Mr Leaver said the “common understanding” among experts is that current age assurance technologies, such as Meta’s efforts to keep kids under 13 off their platforms by requiring them to enter a date of birth, were not stopping kids from accessing harmful content.

“I think most kids will have a VPN on their phone and get around it in two minutes. With any technical solution, there will be technology to go around that solution one step away,” he said.

“They are heavily investing in a system that will be likely unfit for purpose — that’s not to say something will emerge one day, but certainly, the technologies we can see now just don’t do the job. “

Australian Association of Psychologists director Carly Dober said a ban distracted from real issues.

“It’s a bandaid response to a very complicated and deeply entrenched issue,” she said

“The fundamental issues around how the internet can be unsafe for people has not changed.”

“There’s still hate speech and deeply misogynistic, deeply racist, deeply sexist content online .. (children will) still be targeted with very sophisticated ads designed purely to make them consume different products and services.”

It also overlooks the benefits online spaces can offer to young people, especially those from marginalised communities, she said.

“LGBTQI people, refugee youth, disabled youth — they find community in different spaces if their experience at school or in their communities isn’t so welcoming,” Ms Dober said.

“What happens for those young people who are then locked out of their valuable online communities?”

Mr Albanese conceded the Federal Government was forced to commit to a social media ban in order to ensure a national response to online issues, as several States jumped ahead and announced their own laws.

“One of the things that we wanted to do is to make sure that when I had the discussion at National Cabinet last week with all the premiers and chief ministers, that we don’t end up having eight different systems,” Mr Albanese told Nova in Sydney.

Mr Albanese announced his plans before the findings of the Government’s $6.5 million age assurance trial, which looks at how technology can stop kids aged 13-16 from accessing adult content such as pornography, had even been established.

He said he did so because he wanted to “make it clear of where we were headed” and felt the issue needed urgent addressing due to apparent harms associated with bullying, online violence and sextortion.

“I don’t think this should be an issue in which we are yelling at each other, I think this is an issue in which we should be yelling at social media companies to do the right thing, and that is what I seek,” he told Question Time on Tuesday.

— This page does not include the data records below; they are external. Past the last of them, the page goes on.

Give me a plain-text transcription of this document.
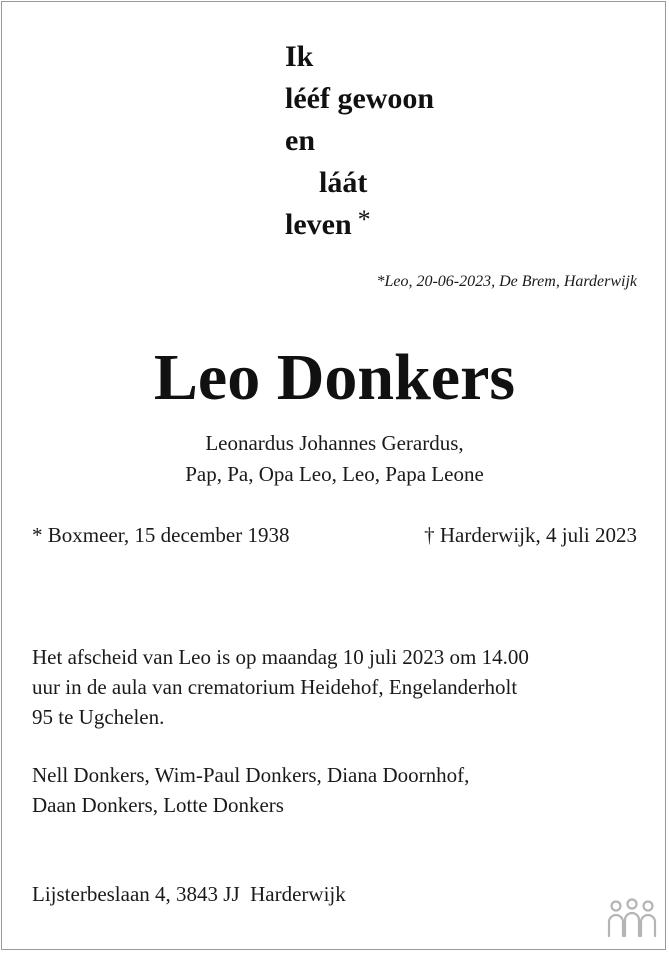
Ik
lééf gewoon
en
láát
leven *
*Leo, 20-06-2023, De Brem, Harderwijk
Leo Donkers
Leonardus Johannes Gerardus,
Pap, Pa, Opa Leo, Leo, Papa Leone
* Boxmeer, 15 december 1938	† Harderwijk, 4 juli 2023
Het afscheid van Leo is op maandag 10 juli 2023 om 14.00
uur in de aula van crematorium Heidehof, Engelanderholt
95 te Ugchelen.
Nell Donkers, Wim-Paul Donkers, Diana Doornhof,
Daan Donkers, Lotte Donkers
Lijsterbeslaan 4, 3843 JJ  Harderwijk
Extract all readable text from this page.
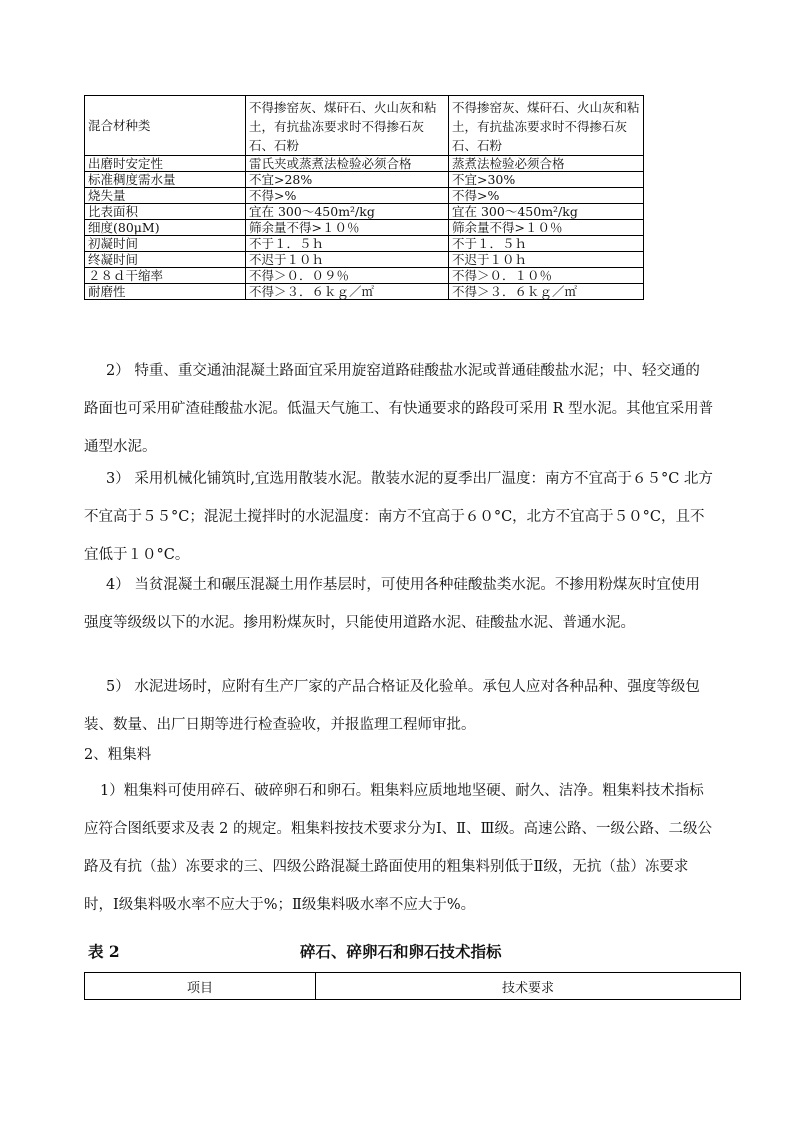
混合材种类	不得掺窑灰、煤矸石、火山灰和粘土，有抗盐冻要求时不得掺石灰石、石粉	不得掺窑灰、煤矸石、火山灰和粘土，有抗盐冻要求时不得掺石灰石、石粉
出磨时安定性	雷氏夹或蒸煮法检验必须合格	蒸煮法检验必须合格
标准稠度需水量	不宜>28%	不宜>30%
烧失量	不得>%	不得>%
比表面积	宜在 300～450m²/kg	宜在 300～450m²/kg
细度(80μM)	筛余量不得>１０％	筛余量不得>１０％
初凝时间	不于１．５ｈ	不于１．５ｈ
终凝时间	不迟于１０ｈ	不迟于１０ｈ
２８ｄ干缩率	不得＞０．０９％	不得＞０．１０％
耐磨性	不得＞３．６ｋｇ／㎡	不得＞３．６ｋｇ／㎡

2） 特重、重交通油混凝土路面宜采用旋窑道路硅酸盐水泥或普通硅酸盐水泥；中、轻交通的路面也可采用矿渣硅酸盐水泥。低温天气施工、有快通要求的路段可采用 R 型水泥。其他宜采用普通型水泥。

3） 采用机械化铺筑时,宜选用散装水泥。散装水泥的夏季出厂温度：南方不宜高于６５°C 北方不宜高于５５°C；混泥土搅拌时的水泥温度：南方不宜高于６０°C，北方不宜高于５０°C，且不宜低于１０°C。

4） 当贫混凝土和碾压混凝土用作基层时，可使用各种硅酸盐类水泥。不掺用粉煤灰时宜使用强度等级级以下的水泥。掺用粉煤灰时，只能使用道路水泥、硅酸盐水泥、普通水泥。

5） 水泥进场时，应附有生产厂家的产品合格证及化验单。承包人应对各种品种、强度等级包装、数量、出厂日期等进行检查验收，并报监理工程师审批。

2、粗集料

1）粗集料可使用碎石、破碎卵石和卵石。粗集料应质地地坚硬、耐久、洁净。粗集料技术指标应符合图纸要求及表 2 的规定。粗集料按技术要求分为Ⅰ、Ⅱ、Ⅲ级。高速公路、一级公路、二级公路及有抗（盐）冻要求的三、四级公路混凝土路面使用的粗集料别低于Ⅱ级，无抗（盐）冻要求时，Ⅰ级集料吸水率不应大于%；Ⅱ级集料吸水率不应大于%。

表 2	碎石、碎卵石和卵石技术指标
项目	技术要求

Minister for Youth Anne Aly conceded it would be difficult to enforce such a ban.

Mr Albanese said he would seek advice from eSafety Commissioner Julie Inman Grant on the proposed legislation.

The eSafety Commission did not respond to questions from The Nightly about the announcement, but said in a statement that it would “continue working with stakeholders across government and the community to further refine Australia’s approach to online harms following Prime Minister Anthony Albanese’s announcement.”

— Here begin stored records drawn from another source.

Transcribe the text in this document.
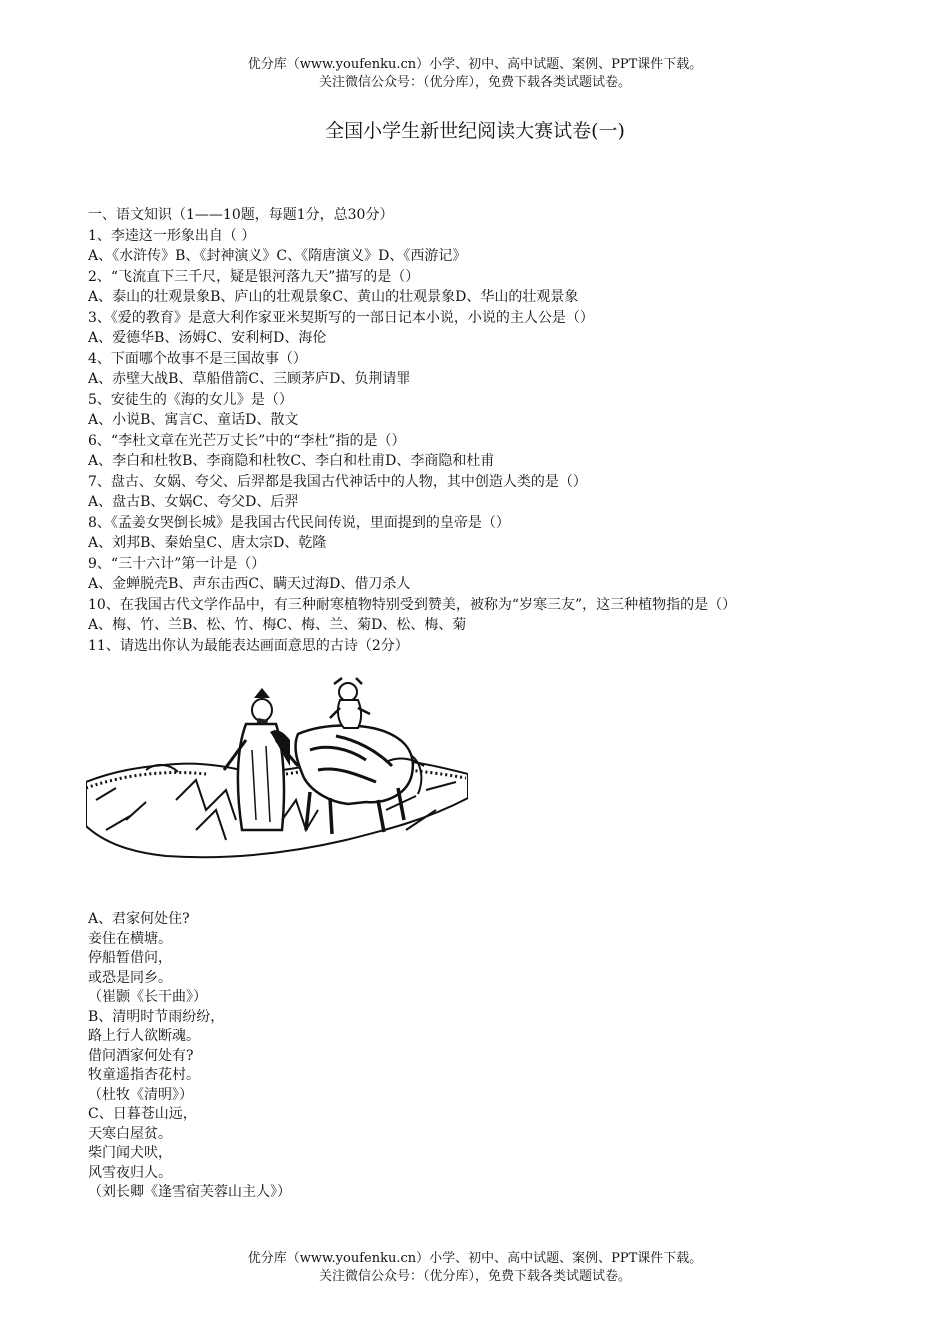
优分库（www.youfenku.cn）小学、初中、高中试题、案例、PPT课件下载。
关注微信公众号：（优分库），免费下载各类试题试卷。
全国小学生新世纪阅读大赛试卷(一)
一、语文知识（1——10题，每题1分，总30分）
1、李逵这一形象出自（ ）
A、《水浒传》B、《封神演义》C、《隋唐演义》D、《西游记》
2、“飞流直下三千尺，疑是银河落九天”描写的是（）
A、泰山的壮观景象B、庐山的壮观景象C、黄山的壮观景象D、华山的壮观景象
3、《爱的教育》是意大利作家亚米契斯写的一部日记本小说，小说的主人公是（）
A、爱德华B、汤姆C、安利柯D、海伦
4、下面哪个故事不是三国故事（）
A、赤壁大战B、草船借箭C、三顾茅庐D、负荆请罪
5、安徒生的《海的女儿》是（）
A、小说B、寓言C、童话D、散文
6、“李杜文章在光芒万丈长”中的“李杜”指的是（）
A、李白和杜牧B、李商隐和杜牧C、李白和杜甫D、李商隐和杜甫
7、盘古、女娲、夸父、后羿都是我国古代神话中的人物，其中创造人类的是（）
A、盘古B、女娲C、夸父D、后羿
8、《孟姜女哭倒长城》是我国古代民间传说，里面提到的皇帝是（）
A、刘邦B、秦始皇C、唐太宗D、乾隆
9、“三十六计”第一计是（）
A、金蝉脱壳B、声东击西C、瞒天过海D、借刀杀人
10、在我国古代文学作品中，有三种耐寒植物特别受到赞美，被称为“岁寒三友”，这三种植物指的是（）
A、梅、竹、兰B、松、竹、梅C、梅、兰、菊D、松、梅、菊
11、请选出你认为最能表达画面意思的古诗（2分）
A、君家何处住?
妾住在横塘。
停船暂借问，
或恐是同乡。
（崔颢《长干曲》）
B、清明时节雨纷纷，
路上行人欲断魂。
借问酒家何处有?
牧童遥指杏花村。
（杜牧《清明》）
C、日暮苍山远，
天寒白屋贫。
柴门闻犬吠，
风雪夜归人。
（刘长卿《逢雪宿芙蓉山主人》）
优分库（www.youfenku.cn）小学、初中、高中试题、案例、PPT课件下载。
关注微信公众号：（优分库），免费下载各类试题试卷。
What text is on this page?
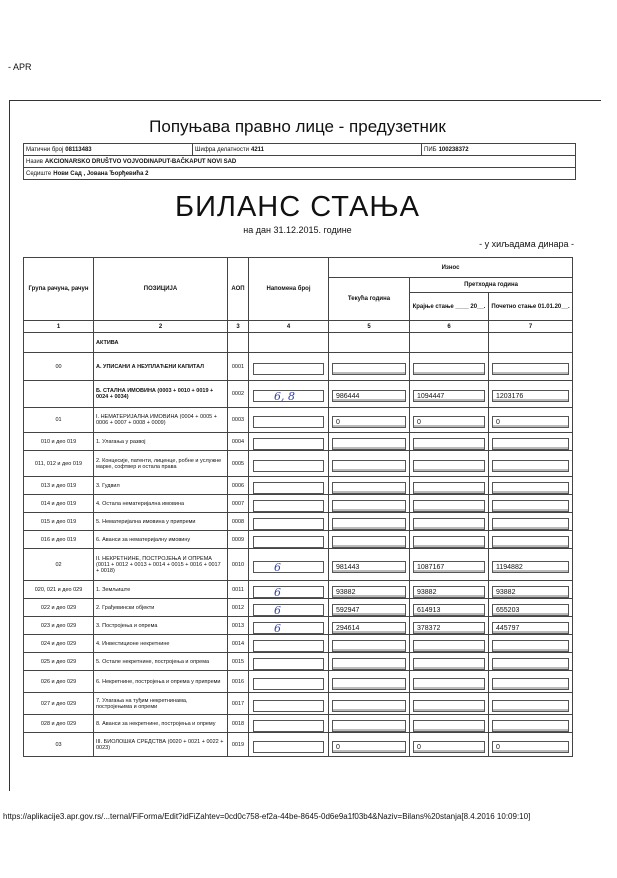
- APR
Попуњава правно лице - предузетник
Матични број 08113483	Шифра делатности 4211	ПИБ 100238372
Назив AKCIONARSKO DRUŠTVO VOJVODINAPUT-BAČKAPUT NOVI SAD
Седиште Нови Сад , Јована Ђорђевића 2
БИЛАНС СТАЊА
на дан 31.12.2015. године
- у хиљадама динара -
Група рачуна, рачун	ПОЗИЦИЈА	АОП	Напомена број	Износ		
				Текућа година	Претходна година	
					Крајње стање ____ 20__.	Почетно стање 01.01.20__.
1	2	3	4	5	6	7
	АКТИВА					
00	А. УПИСАНИ А НЕУПЛАЋЕНИ КАПИТАЛ	0001	

	Б. СТАЛНА ИМОВИНА (0003 + 0010 + 0019 + 0024 + 0034)	0002	6, 8	986444	1094447	1203176

01	I. НЕМАТЕРИЈАЛНА ИМОВИНА (0004 + 0005 + 0006 + 0007 + 0008 + 0009)	0003		0	0	0

010 и део 019	1. Улагања у развој	0004	

011, 012 и део 019	2. Концесије, патенти, лиценце, робне и услужне марке, софтвер и остала права	0005	

013 и део 019	3. Гудвил	0006	

014 и део 019	4. Остала нематеријална имовина	0007	

015 и део 019	5. Нематеријална имовина у припреми	0008	

016 и део 019	6. Аванси за нематеријалну имовину	0009	

02	II. НЕКРЕТНИНЕ, ПОСТРОЈЕЊА И ОПРЕМА (0011 + 0012 + 0013 + 0014 + 0015 + 0016 + 0017 + 0018)	0010	6	981443	1087167	1194882

020, 021 и део 029	1. Земљиште	0011	6	93882	93882	93882

022 и део 029	2. Грађевински објекти	0012	6	592947	614913	655203

023 и део 029	3. Постројења и опрема	0013	6	294614	378372	445797

024 и део 029	4. Инвестиционе некретнине	0014	

025 и део 029	5. Остале некретнине, постројења и опрема	0015	

026 и део 029	6. Некретнине, постројења и опрема у припреми	0016	

027 и део 029	7. Улагања на туђим некретнинама, постројењима и опреми	0017	

028 и део 029	8. Аванси за некретнине, постројења и опрему	0018	

03	III. БИОЛОШКА СРЕДСТВА (0020 + 0021 + 0022 + 0023)	0019		0	0	0
https://aplikacije3.apr.gov.rs/...ternal/FiForma/Edit?idFiZahtev=0cd0c758-ef2a-44be-8645-0d6e9a1f03b4&Naziv=Bilans%20stanja[8.4.2016 10:09:10]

Ms Inman Grant previously told The Nightly such a call move could negatively impact marginalised communities who rely on social media access.

Shadow communications minister David Coleman said the Federal Government was on the back foot after Peter Dutton pledged to introduce a ban within 100 days of being elected in June.

He added that the Government had only lodged tender documents for the age assurance trial on Tuesday despite the announcement being made in May.